I got off the train to go to the snack bar by the gym, when I realized I had forgotten my business papers. I was still carrying my tablet inside of my shoulder bag, and had just enough cash in my wallet to get a Taxi home. Instead, I decided to take a sit at a table near the snack bar, and was about to call a friend to come pick me up.

At the table, I realized that I barely saw anyone at the gym right next door. After finishing my candy bar, two blueberry muffins, and decaf coffee, I walked right over to see who was inside. It had began to storm inside, so I went ahead and walked in, not really being sure if there would be anyone inside of the gym this early in the morning. Inside, I saw a group of friends sitting at a table near the window playing a game of poker, and other carrying instrument cases. Considering it was an activity near to far off the beaten path from Wrestling, you wouldn’t think there would be people here with any other kinds of talent. Soon the storming outside melted with the sound of French and Japanese pop music on the radio. The cold air melting away.
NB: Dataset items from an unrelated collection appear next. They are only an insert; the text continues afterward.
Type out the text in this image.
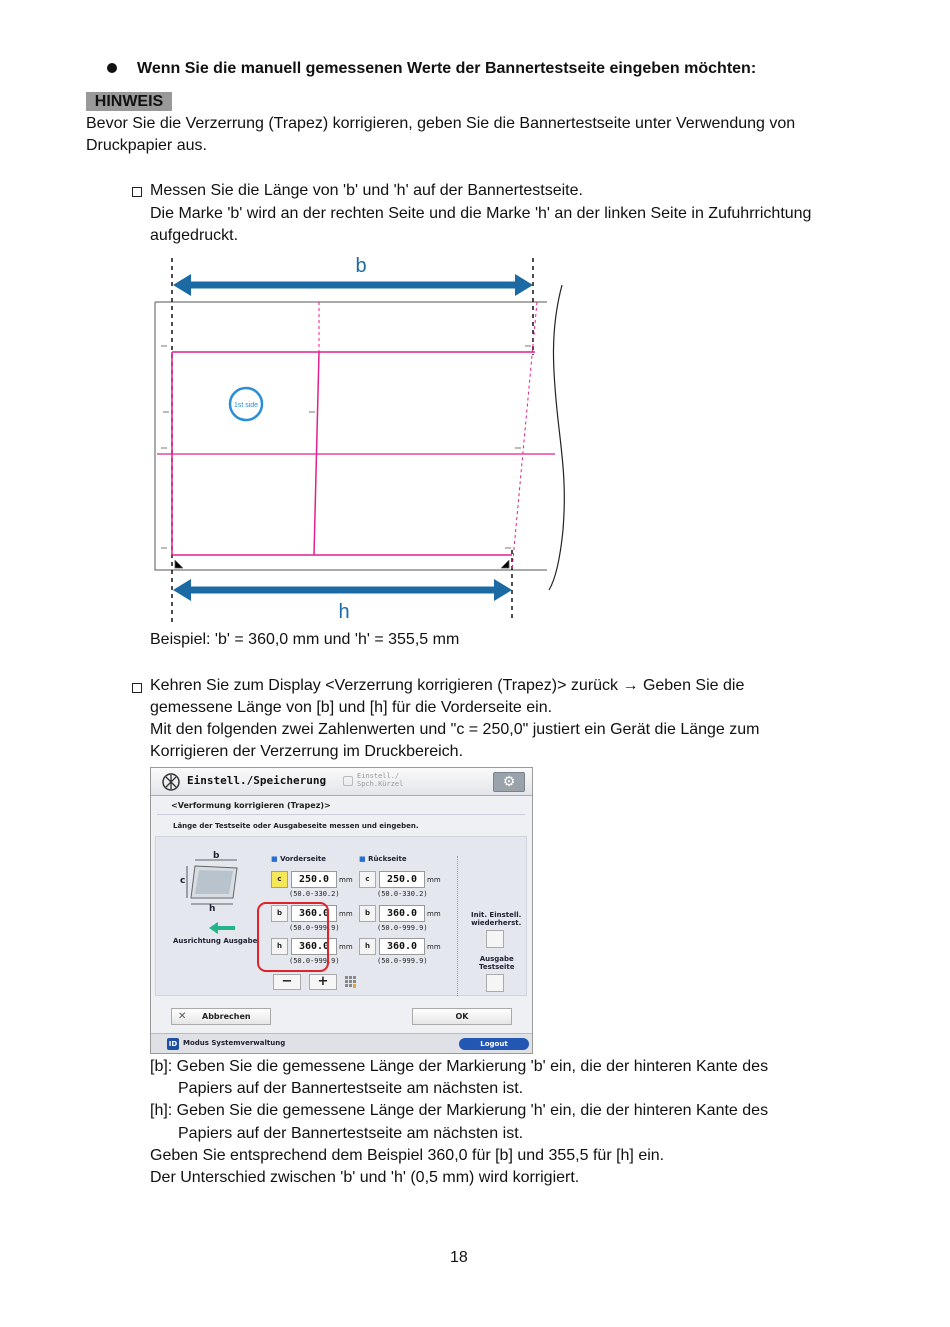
Wenn Sie die manuell gemessenen Werte der Bannertestseite eingeben möchten:
HINWEIS
Bevor Sie die Verzerrung (Trapez) korrigieren, geben Sie die Bannertestseite unter Verwendung von
Druckpapier aus.
Messen Sie die Länge von 'b' und 'h' auf der Bannertestseite.
Die Marke 'b' wird an der rechten Seite und die Marke 'h' an der linken Seite in Zufuhrrichtung
aufgedruckt.
1st side
b
h
Beispiel: 'b' = 360,0 mm und 'h' = 355,5 mm
Kehren Sie zum Display <Verzerrung korrigieren (Trapez)> zurück → Geben Sie die
gemessene Länge von [b] und [h] für die Vorderseite ein.
Mit den folgenden zwei Zahlenwerten und "c = 250,0" justiert ein Gerät die Länge zum
Korrigieren der Verzerrung im Druckbereich.
Einstell./Speicherung	Einstell./
Spch.Kürzel	⚙
<Verformung korrigieren (Trapez)>
Länge der Testseite oder Ausgabeseite messen und eingeben.
b
c
h
Ausrichtung Ausgabe
■ Vorderseite	■ Rückseite
c	250.0	mm
(50.0-330.2)
b	360.0	mm
(50.0-999.9)
h	360.0	mm
(50.0-999.9)
c	250.0	mm
(50.0-330.2)
b	360.0	mm
(50.0-999.9)
h	360.0	mm
(50.0-999.9)
−	+
Init. Einstell.
wiederherst.
Ausgabe
Testseite
✕ Abbrechen	OK
ID Modus Systemverwaltung	Logout
[b]: Geben Sie die gemessene Länge der Markierung 'b' ein, die der hinteren Kante des
Papiers auf der Bannertestseite am nächsten ist.
[h]: Geben Sie die gemessene Länge der Markierung 'h' ein, die der hinteren Kante des
Papiers auf der Bannertestseite am nächsten ist.
Geben Sie entsprechend dem Beispiel 360,0 für [b] und 355,5 für [h] ein.
Der Unterschied zwischen 'b' und 'h' (0,5 mm) wird korrigiert.
18
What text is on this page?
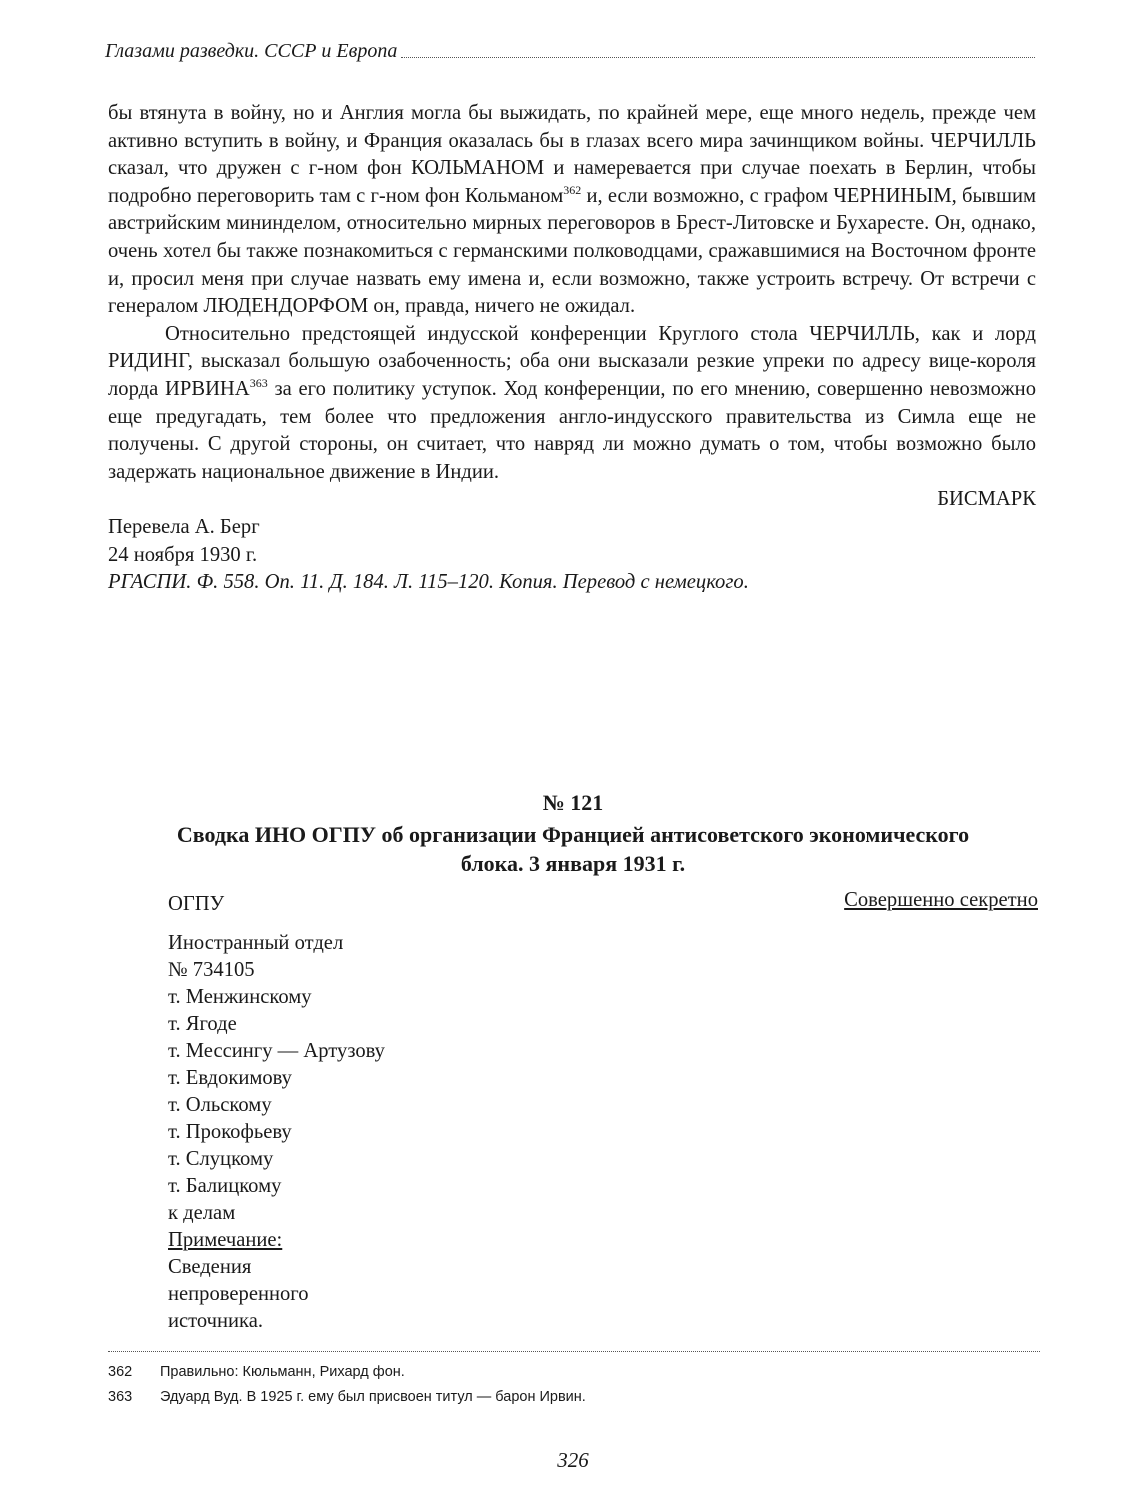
Глазами разведки. СССР и Европа

бы втянута в войну, но и Англия могла бы выжидать, по крайней мере, еще много недель, прежде чем активно вступить в войну, и Франция оказалась бы в глазах всего мира зачинщиком войны. ЧЕРЧИЛЛЬ сказал, что дружен с г-ном фон КОЛЬМАНОМ и намеревается при случае поехать в Берлин, чтобы подробно переговорить там с г-ном фон Кольманом$^{362}$ и, если возможно, с графом ЧЕРНИНЫМ, бывшим австрийским мининделом, относительно мирных переговоров в Брест-Литовске и Бухаресте. Он, однако, очень хотел бы также познакомиться с германскими полководцами, сражавшимися на Восточном фронте и, просил меня при случае назвать ему имена и, если возможно, также устроить встречу. От встречи с генералом ЛЮДЕНДОРФОМ он, правда, ничего не ожидал.

Относительно предстоящей индусской конференции Круглого стола ЧЕРЧИЛЛЬ, как и лорд РИДИНГ, высказал большую озабоченность; оба они высказали резкие упреки по адресу вице-короля лорда ИРВИНА$^{363}$ за его политику уступок. Ход конференции, по его мнению, совершенно невозможно еще предугадать, тем более что предложения англо-индусского правительства из Симла еще не получены. С другой стороны, он считает, что навряд ли можно думать о том, чтобы возможно было задержать национальное движение в Индии.

БИСМАРК

Перевела А. Берг

24 ноября 1930 г.

РГАСПИ. Ф. 558. Оп. 11. Д. 184. Л. 115–120. Копия. Перевод с немецкого.

№ 121
Сводка ИНО ОГПУ об организации Францией антисоветского экономического блока. 3 января 1931 г.
ОГПУ	Совершенно секретно
Иностранный отдел
№ 734105
т. Менжинскому
т. Ягоде
т. Мессингу — Артузову
т. Евдокимову
т. Ольскому
т. Прокофьеву
т. Слуцкому
т. Балицкому
к делам
Примечание:
Сведения
непроверенного
источника.
362	Правильно: Кюльманн, Рихард фон.
363	Эдуард Вуд. В 1925 г. ему был присвоен титул — барон Ирвин.
326
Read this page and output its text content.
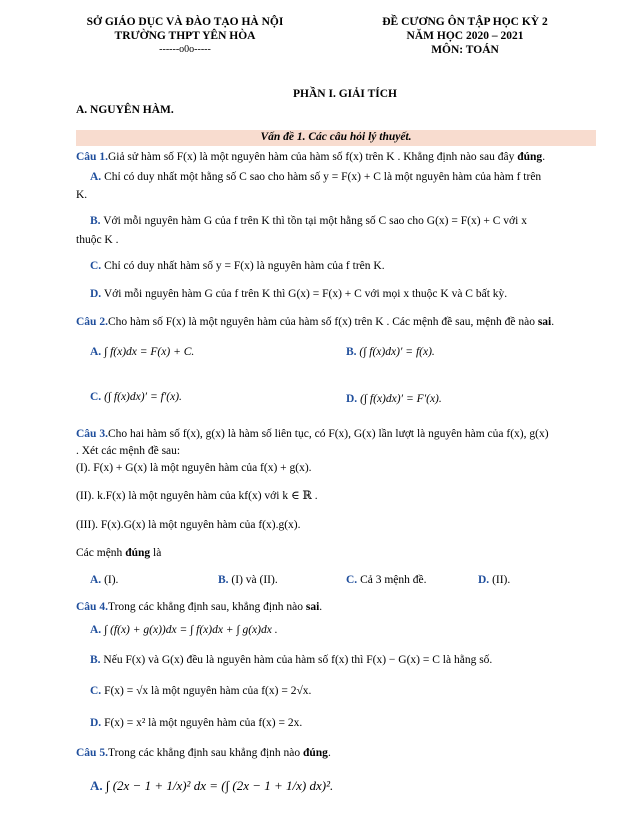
SỞ GIÁO DỤC VÀ ĐÀO TẠO HÀ NỘI
TRƯỜNG THPT YÊN HÒA
------o0o-----
ĐỀ CƯƠNG ÔN TẬP HỌC KỲ 2
NĂM HỌC 2020 – 2021
MÔN: TOÁN
PHẦN I. GIẢI TÍCH
A. NGUYÊN HÀM.
Vấn đề 1. Các câu hỏi lý thuyết.
Câu 1.Giả sử hàm số F(x) là một nguyên hàm của hàm số f(x) trên K . Khẳng định nào sau đây đúng.
A. Chỉ có duy nhất một hằng số C sao cho hàm số y = F(x) + C là một nguyên hàm của hàm f trên
K.
B. Với mỗi nguyên hàm G của f trên K thì tồn tại một hằng số C sao cho G(x) = F(x) + C với x
thuộc K .
C. Chỉ có duy nhất hàm số y = F(x) là nguyên hàm của f trên K.
D. Với mỗi nguyên hàm G của f trên K thì G(x) = F(x) + C với mọi x thuộc K và C bất kỳ.
Câu 2.Cho hàm số F(x) là một nguyên hàm của hàm số f(x) trên K . Các mệnh đề sau, mệnh đề nào sai.
A. ∫ f(x)dx = F(x) + C.	B. (∫ f(x)dx)′ = f(x).
C. (∫ f(x)dx)′ = f′(x).	D. (∫ f(x)dx)′ = F′(x).
Câu 3.Cho hai hàm số f(x), g(x) là hàm số liên tục, có F(x), G(x) lần lượt là nguyên hàm của f(x), g(x)
. Xét các mệnh đề sau:
(I). F(x) + G(x) là một nguyên hàm của f(x) + g(x).
(II). k.F(x) là một nguyên hàm của kf(x) với k ∈ ℝ .
(III). F(x).G(x) là một nguyên hàm của f(x).g(x).
Các mệnh đúng là
A. (I).	B. (I) và (II).	C. Cả 3 mệnh đề.	D. (II).
Câu 4.Trong các khẳng định sau, khẳng định nào sai.
A. ∫ (f(x) + g(x))dx = ∫ f(x)dx + ∫ g(x)dx .
B. Nếu F(x) và G(x) đều là nguyên hàm của hàm số f(x) thì F(x) − G(x) = C là hằng số.
C. F(x) = √x là một nguyên hàm của f(x) = 2√x.
D. F(x) = x² là một nguyên hàm của f(x) = 2x.
Câu 5.Trong các khẳng định sau khẳng định nào đúng.
A. ∫ (2x − 1 + 1/x)² dx = (∫ (2x − 1 + 1/x) dx)².
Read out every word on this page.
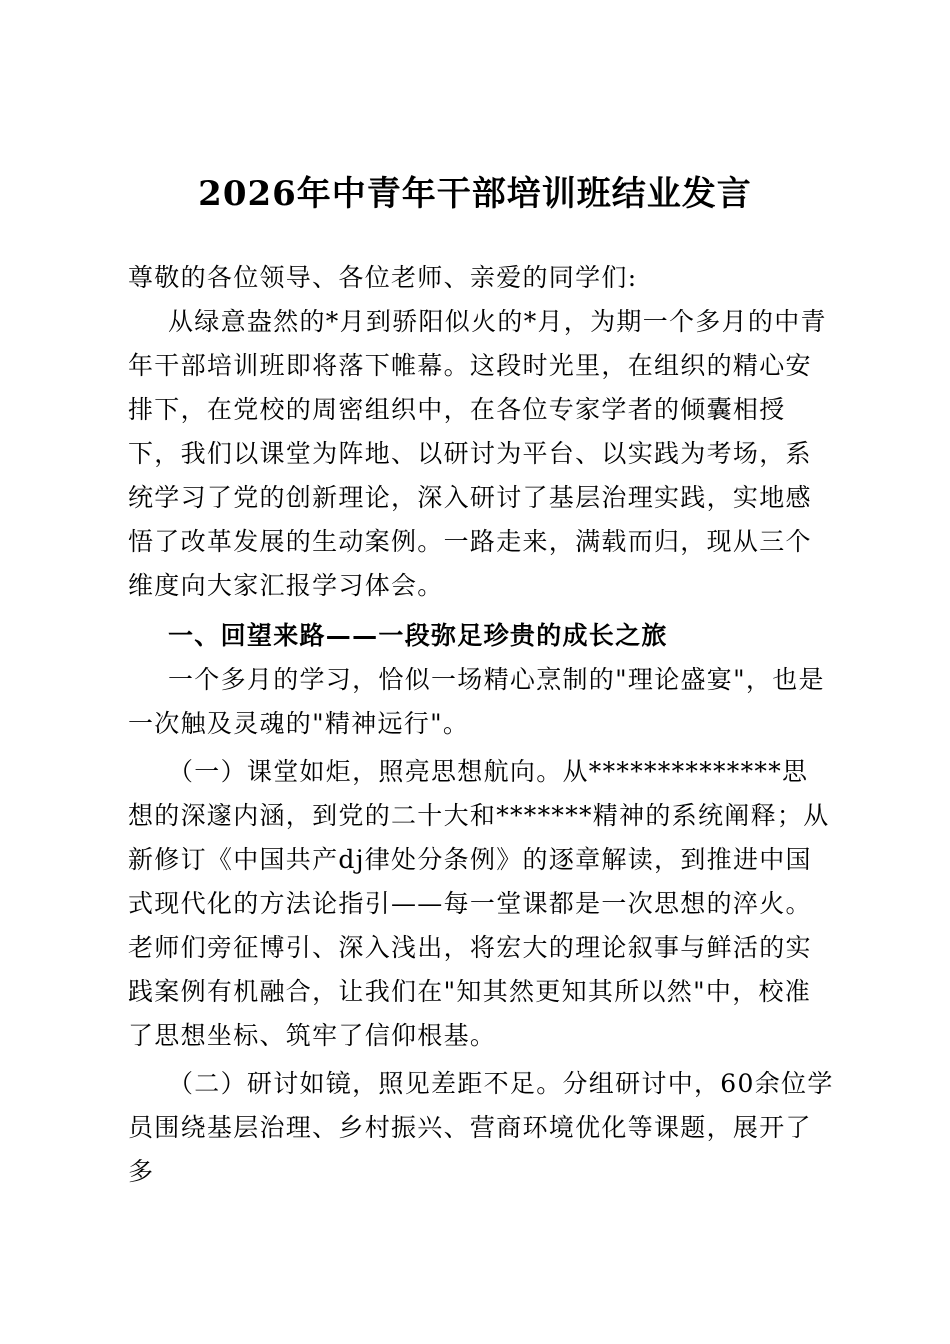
2026年中青年干部培训班结业发言

尊敬的各位领导、各位老师、亲爱的同学们:

从绿意盎然的*月到骄阳似火的*月，为期一个多月的中青年干部培训班即将落下帷幕。这段时光里，在组织的精心安排下，在党校的周密组织中，在各位专家学者的倾囊相授下，我们以课堂为阵地、以研讨为平台、以实践为考场，系统学习了党的创新理论，深入研讨了基层治理实践，实地感悟了改革发展的生动案例。一路走来，满载而归，现从三个维度向大家汇报学习体会。

一、回望来路——一段弥足珍贵的成长之旅

一个多月的学习，恰似一场精心烹制的"理论盛宴"，也是一次触及灵魂的"精神远行"。

（一）课堂如炬，照亮思想航向。从**************思想的深邃内涵，到党的二十大和*******精神的系统阐释；从新修订《中国共产dj律处分条例》的逐章解读，到推进中国式现代化的方法论指引——每一堂课都是一次思想的淬火。老师们旁征博引、深入浅出，将宏大的理论叙事与鲜活的实践案例有机融合，让我们在"知其然更知其所以然"中，校准了思想坐标、筑牢了信仰根基。

（二）研讨如镜，照见差距不足。分组研讨中，60余位学员围绕基层治理、乡村振兴、营商环境优化等课题，展开了多
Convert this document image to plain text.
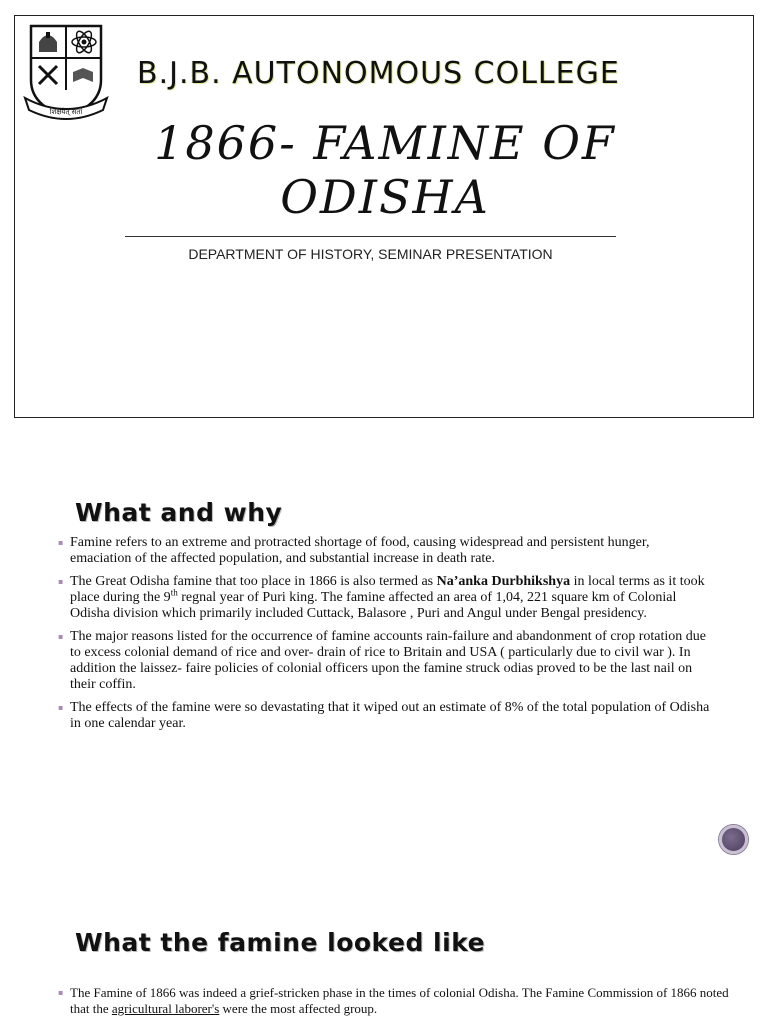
शिक्षयेत् सतां
B.J.B. AUTONOMOUS COLLEGE
1866- FAMINE OF
ODISHA
DEPARTMENT OF HISTORY, SEMINAR PRESENTATION
What and why
▪ Famine refers to an extreme and protracted shortage of food, causing widespread and persistent hunger, emaciation of the affected population, and substantial increase in death rate.
▪ The Great Odisha famine that too place in 1866 is also termed as Na’anka Durbhikshya in local terms as it took place during the 9th regnal year of Puri king. The famine affected an area of 1,04, 221 square km of Colonial Odisha division which primarily included Cuttack, Balasore , Puri and Angul under Bengal presidency.
▪ The major reasons listed for the occurrence of famine accounts rain-failure and abandonment of crop rotation due to excess colonial demand of rice and over- drain of rice to Britain and USA ( particularly due to civil war ). In addition the laissez- faire policies of colonial officers upon the famine struck odias proved to be the last nail on their coffin.
▪ The effects of the famine were so devastating that it wiped out an estimate of 8% of the total population of Odisha in one calendar year.
What the famine looked like
▪ The Famine of 1866 was indeed a grief-stricken phase in the times of colonial Odisha. The Famine Commission of 1866 noted that the agricultural laborer's were the most affected group.
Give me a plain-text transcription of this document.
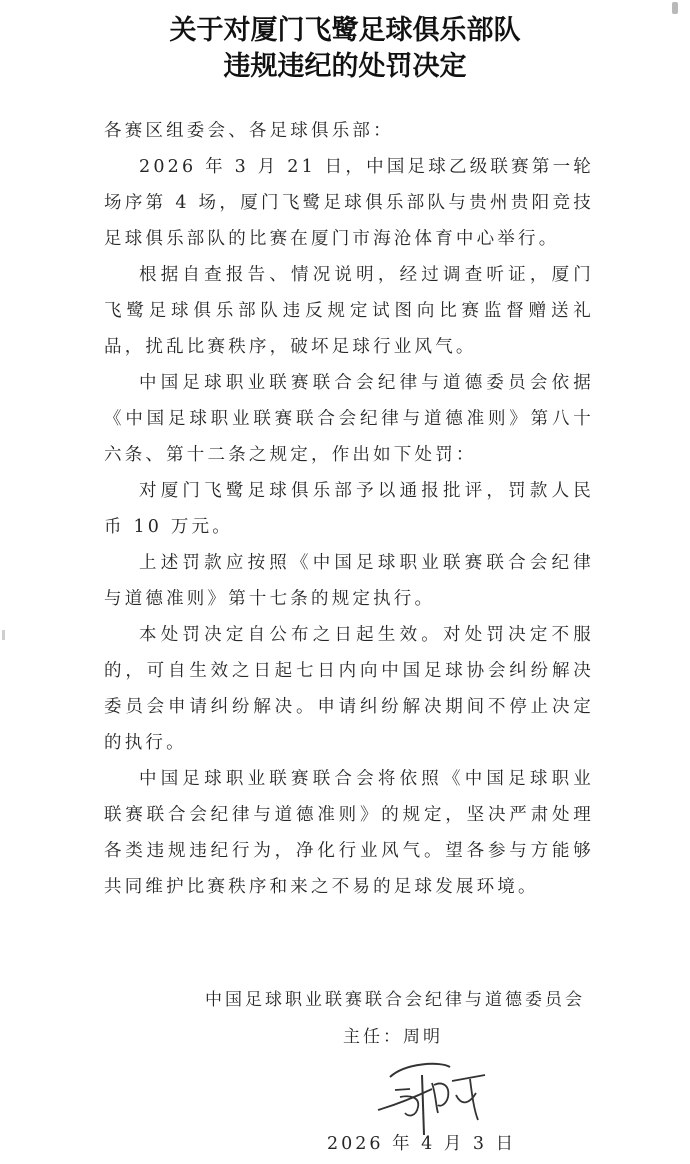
关于对厦门飞鹭足球俱乐部队
违规违纪的处罚决定

各赛区组委会、各足球俱乐部：

2026 年 3 月 21 日，中国足球乙级联赛第一轮场序第 4 场，厦门飞鹭足球俱乐部队与贵州贵阳竞技足球俱乐部队的比赛在厦门市海沧体育中心举行。

根据自查报告、情况说明，经过调查听证，厦门飞鹭足球俱乐部队违反规定试图向比赛监督赠送礼品，扰乱比赛秩序，破坏足球行业风气。

中国足球职业联赛联合会纪律与道德委员会依据《中国足球职业联赛联合会纪律与道德准则》第八十六条、第十二条之规定，作出如下处罚：

对厦门飞鹭足球俱乐部予以通报批评，罚款人民币 10 万元。

上述罚款应按照《中国足球职业联赛联合会纪律与道德准则》第十七条的规定执行。

本处罚决定自公布之日起生效。对处罚决定不服的，可自生效之日起七日内向中国足球协会纠纷解决委员会申请纠纷解决。申请纠纷解决期间不停止决定的执行。

中国足球职业联赛联合会将依照《中国足球职业联赛联合会纪律与道德准则》的规定，坚决严肃处理各类违规违纪行为，净化行业风气。望各参与方能够共同维护比赛秩序和来之不易的足球发展环境。

中国足球职业联赛联合会纪律与道德委员会
主任：周明
2026 年 4 月 3 日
I looked at the news bulletins to see if there was any current events. There was a company newsletter that featured the latest hot manga artists who wrote stories specifically for this local fitness center, and some news collumns. One news column stuck out at me in particular: “we mourn the loss of Frederick Wussershon, one of the great heavy weights of our time. Here is how I remember the last boxing match with him.” I wonder if that was why there was hardly anyone who went here anyone; there was still a few people who came to walk the treadmills, and lift some weights, but nobody engaged in boxing matches. It used to be a men’s only club, but recently began accepting women, every sense they stopped having boxing matches. You might think they would have women’s sport activities, but for some reason they never bothered.

Over at the bench, I saw with a men playing a violincello.

“You play very nicely, however why play an instrument, with modern music playing on the radio in the same building” I asked, not meaning to offend.

“It’s not to entertain the guests” they said, with a faint chuckle. “It’s to drive away evil spirits”.

I struggled not to laugh, out of politeness. “I suppose ghosts also have places they need to go.”

“Indeed, we have one that visits us every evening.”

I couldn’t entirely tell if the man was being seriousness, or if he simply wanted to push past the absurdity of practicing his instrument inside of a fitness center.

Just then, I saw a young woman, whose blond hair was covered in a Russian headscarf, and her face covered in blond hair. She knocked loudly as the storm rained loudly outside the window. I walked to the window, keeping the door cracked. “Hello Mam, don’t you want to come inside from the cold wind?” I said, but there was no response from her.

“Close the door! Don’t let her in” the main with the violincello said.

“Why is that, she must be cold”.

“That’s the ghost I’m talking about. That’s the wife if our dead Champion, who was found hanging in her closet, after her husband would never come home again.”

The day came and went, and I would saw the woman eventually board a different train, leaving behind a letter to the manager. However the letter was dated just a year ago, and not even intended for today:

Dear Manager,

You’ve treated my husband so nicely.

I know he had not been the nicest of men,

Now I go quietly into the after life.

I give you a briefcase of 1,000 dollars.

As it turned out, the spirit of his dead wife continued to pay the rent for her husbands membership, even after they both left this world behind. The management never thought to question it, was it was still keeping them in business. And most of the people that ran their newsletters just assume it was a fitness center that was barely making ends meet.

I board the train, thanking the men for his evening entertainment.

Once the outside air left me behind, I saw the woman sitting in the chair near the door. She left a seat open for me to sit behind her.

“So I heard about your husband.” I said.

“Yes, he was a good man”.

“I come to pay my respects”.

“I guess no all murderers are awful people”.

We road away into the train. It turned out, she was the one that kept my backpack for me waiting on the train. I opened the black backpack and found, to my horror: the box of ashes of the heavy weight champion over my folder of business papers.

“So where are we going to take these?”

“Lets work together and find out”.

“I thought you died by the way”.

“As long as this fitness center remains open, I can keep my husbands memory alive. As we’re going to go somewhere far away, where the lights of the city never reach. And the ghosts of the past walk the dirt roads. For you are also dead, as we go from one world to the next”.

I suppose your taste buds is the last to leave.

I drank the last bit of my coffee cup.